After receiving a B.S. in Range Resource Management (now named Rangeland Ecology and Management) from Oregon State University, Bill Wallauer joined the Peace Corps and was assigned to an elephant conservation project in the Selous Game Reserve in Southern Tanzania. He walked daily wildlife transects, counting large game and predators in an effort to assess the general health of the ecosystem.
In 1989, during his Peace Corps assignment, Bill met Jane Goodall through a mutual friend. He spent time in Jane's house in Dar es Salaam, helping to organize some of the Gombe chimpanzee data. After Bill finished his Peace Corps work he returned to Tanzania to work for Jane as a chimpanzee habituator.
One day, Jane decided that Bill would be the best person to attempt to capture a wild chimpanzee birth on videotape. Bill followed the chimp, Fifi, every day for more than a month, collecting detailed behavioral data, and waiting for her to give birth. When Ferdinand was finally born, Bill collected detailed data on what proved to be a difficult birth. A few months later he successfully recorded a second chimps birth, Gaia, on video.
Bill proved to be a natural with a camera, and Jane decided that he should continue to follow chimps, recording their daily behavior on video.

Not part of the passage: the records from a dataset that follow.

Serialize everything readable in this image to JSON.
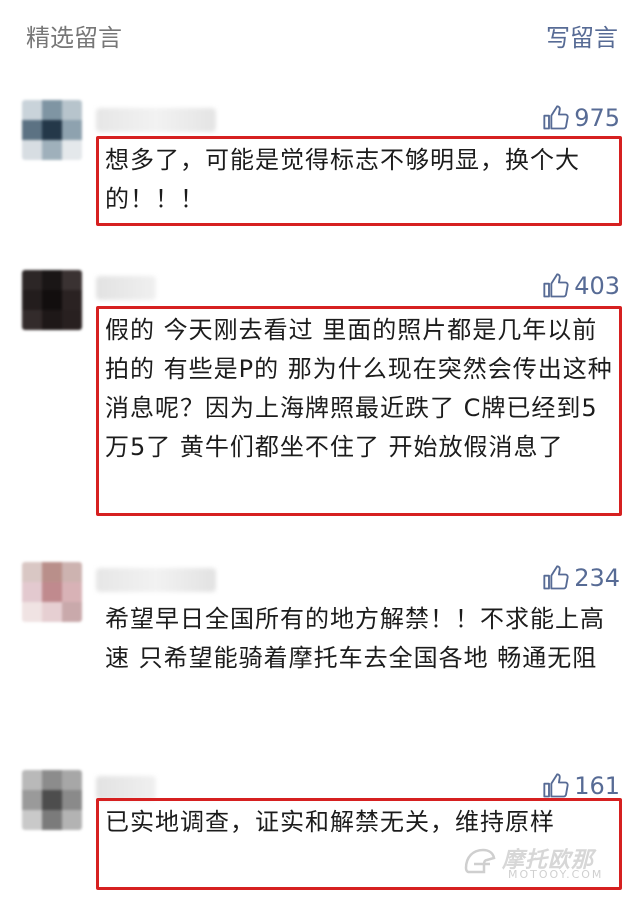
{
  "header": {
    "title": "精选留言",
    "write_label": "写留言"
  },
  "comments": [
    {
      "likes": "975",
      "text": "想多了，可能是觉得标志不够明显，换个大的！！！",
      "highlighted": true,
      "avatar_colors": [
        "#c9d3da",
        "#7f95a3",
        "#b7c4cc",
        "#5c7283",
        "#243849",
        "#8ea2af",
        "#d7dde2",
        "#9fb0bb",
        "#e4e8eb"
      ]
    },
    {
      "likes": "403",
      "text": "假的 今天刚去看过 里面的照片都是几年以前拍的 有些是P的 那为什么现在突然会传出这种消息呢？因为上海牌照最近跌了 C牌已经到5万5了 黄牛们都坐不住了 开始放假消息了",
      "highlighted": true,
      "avatar_colors": [
        "#2c2626",
        "#1a1616",
        "#3a3232",
        "#231d1d",
        "#120e0e",
        "#2a2222",
        "#332b2b",
        "#1e1818",
        "#282020"
      ]
    },
    {
      "likes": "234",
      "text": "希望早日全国所有的地方解禁！！不求能上高速 只希望能骑着摩托车去全国各地 畅通无阻",
      "highlighted": false,
      "avatar_colors": [
        "#d9c7c4",
        "#b98f8a",
        "#cdb3b0",
        "#e3c9cf",
        "#c08a8e",
        "#d8b2b6",
        "#f0e3e3",
        "#e6cfd2",
        "#c9a9ab"
      ]
    },
    {
      "likes": "161",
      "text": "已实地调查，证实和解禁无关，维持原样",
      "highlighted": true,
      "avatar_colors": [
        "#b9b9b9",
        "#8c8c8c",
        "#a7a7a7",
        "#9a9a9a",
        "#4d4d4d",
        "#8a8a8a",
        "#c9c9c9",
        "#7b7b7b",
        "#b3b3b3"
      ]
    }
  ],
  "watermark": {
    "brand": "摩托欧那",
    "sub": "MOTOOY.COM"
  },
  "icons": {
    "like": "thumbs-up-icon"
  },
  "colors": {
    "accent": "#576b95",
    "highlight_border": "#d62020"
  }
}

Visiting filmmakers started to recognize Bill's talent and began to recruit him as a cameraman and consultant for many wildlife films that were being shot at Gombe. Bill was a consultant for the IMAX film released in 2002. He has since amassed an unprecedented visual database of chimpanzee behaviors.
Recently, Bill shared a wonderful letter with one of our long time Professors. Join us in reading along and catching up with Range Department Alum, Bill Wallauer.
"I have been having a wonderful time the past 17 years in Tanzania. Where has the time gone? Most of what I do is research oriented. I collect the life-histories of the Gombe Chimpanzees on video to accompany the long-term written data. It is tremendously fun work, never are two days the same. Working with Jane is fantastic, as well. She is an inspiring person.
I have worked on about 35 film projects over the years. The latest was a two hour special on Animal Planet called 'Chimp Family Fortunes'. It followed the lives of the Gombe chimps over the past six years. The next to look out for is the chimp sequence in part 10 of the upcoming Planet Earth series on Discovery Channel. I spent nearly 80 days in Uganda filming male territorial behavior and warfare. Fascinating! My role at the moment is, in part, bridging the gap between the science and the general public, through lectures and films. I also work closely with the employees of Tanzania National Parks (TANAPA).
I truly enjoyed your field trips and classes and, despite my career turn to primatology and film-making, I carry (and tap in to) my experiences at OSU with me. One of the most valuable aspects of my education at OSU was the cultural diversity within the Range Department. Having grown up in rural Oregon, it was fascinating to meet and work with people from other continents.